A história mostra que os despejos foram mau negócio também para os proprietários. Em 1998, 2005, 2007 e 2009 os sem-terra passaram pelas mais violentas expulsões de acampamentos instalados dentro do terreno da usina. Mas voltaram. A cada vez que o Estado e o fazendeiro agiam, mais o movimento se fortalecia e retornava para ocupar terras ainda maiores. Até que em 2009 aconteceu o despejo de quatro acampamentos em três dias: Tiradentes, Sidney Dias, Irmã Dorothy e Nova Conquista. O MST se reorganizou e voltou ocupando todos os 3.600 hectares da falida Companhia Agropecuária Irmãos Azevedo (CAPIA).
Hoje são 10 acampamentos (Fome Zero, Resistência, Betinho, Girassol, Rosa Luxemburgo, Tiradentes, Sidney Dias, Irmã Doroty 1, 2 e 3) que foram ocupados um a um dentro do perímetro da antiga CAPIA. O MST coordena também dois assentamentos (Primeiro do Sul e Nova Conquista) e três acampamentos (Campo das Flores, Potreiro e Chico Mendes) ao lado da área.
Neles, moram 570 famílias em lotes de 5 a 10 hectares, o que produz a imagem da distribuição de terra que se vê abaixo. Enquanto a imagem de 2004 mostra extensas áreas de monocultura, a imagem de 2017 (já ocupada) é recortada por centenas de lotes de plantação, cada qual com sua respectiva família posseira e diferentes culturas. As únicas áreas idênticas são as matas, que continuam preservadas pelo movimento.

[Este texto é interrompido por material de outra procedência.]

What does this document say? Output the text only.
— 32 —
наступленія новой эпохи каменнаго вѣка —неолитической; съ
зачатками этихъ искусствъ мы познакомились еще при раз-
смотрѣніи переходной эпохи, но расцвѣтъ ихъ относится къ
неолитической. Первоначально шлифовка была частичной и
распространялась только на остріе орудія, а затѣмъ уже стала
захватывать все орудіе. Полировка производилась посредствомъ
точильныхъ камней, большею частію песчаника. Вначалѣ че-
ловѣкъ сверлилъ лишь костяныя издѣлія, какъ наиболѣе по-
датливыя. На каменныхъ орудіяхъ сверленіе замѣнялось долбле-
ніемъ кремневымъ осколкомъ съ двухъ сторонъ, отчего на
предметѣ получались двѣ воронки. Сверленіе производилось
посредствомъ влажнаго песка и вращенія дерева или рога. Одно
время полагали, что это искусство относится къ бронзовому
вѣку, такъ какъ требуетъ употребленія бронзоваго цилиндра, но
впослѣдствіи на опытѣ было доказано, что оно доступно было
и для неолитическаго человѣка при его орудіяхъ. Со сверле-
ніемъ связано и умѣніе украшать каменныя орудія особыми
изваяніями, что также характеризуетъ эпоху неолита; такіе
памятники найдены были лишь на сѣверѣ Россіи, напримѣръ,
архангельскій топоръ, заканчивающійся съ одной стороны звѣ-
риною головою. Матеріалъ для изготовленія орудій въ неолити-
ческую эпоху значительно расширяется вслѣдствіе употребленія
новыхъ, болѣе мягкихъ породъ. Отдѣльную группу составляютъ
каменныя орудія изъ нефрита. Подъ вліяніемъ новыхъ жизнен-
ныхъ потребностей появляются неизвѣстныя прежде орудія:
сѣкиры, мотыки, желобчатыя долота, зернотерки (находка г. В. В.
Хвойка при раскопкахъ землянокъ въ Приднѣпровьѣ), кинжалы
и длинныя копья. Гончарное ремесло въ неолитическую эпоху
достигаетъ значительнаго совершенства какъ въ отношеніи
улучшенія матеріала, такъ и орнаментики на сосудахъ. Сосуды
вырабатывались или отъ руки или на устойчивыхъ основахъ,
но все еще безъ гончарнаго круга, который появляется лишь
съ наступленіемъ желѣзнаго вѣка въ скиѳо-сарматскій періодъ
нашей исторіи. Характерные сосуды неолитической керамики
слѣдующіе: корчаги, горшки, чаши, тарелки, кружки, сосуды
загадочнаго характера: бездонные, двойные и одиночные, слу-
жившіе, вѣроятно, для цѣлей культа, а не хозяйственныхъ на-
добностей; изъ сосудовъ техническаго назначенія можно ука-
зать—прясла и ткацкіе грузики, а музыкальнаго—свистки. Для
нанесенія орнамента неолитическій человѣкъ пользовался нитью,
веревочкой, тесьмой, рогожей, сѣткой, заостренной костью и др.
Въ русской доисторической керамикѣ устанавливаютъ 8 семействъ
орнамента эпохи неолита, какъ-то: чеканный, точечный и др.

Os efeitos para a economia local também demonstram a força dos agricultores. A fazenda Campo Verde, de um dos maiores produtores de café do país, João Faria, tem mil hectares e fica ao lado de Ariadnópolis. A Campo Verde emprega hoje cerca de 200 trabalhadores, segundo a administração da empresa. Dois funcionários a cada 10 hectares. Já as áreas do MST, que somam 3.600 hectares, empregam aproximadamente 1.300 pessoas. 3,6 trabalhadores para cada 10 hectares. Um resultado empregatício 80% maior que o modelo de produção do agronegócio.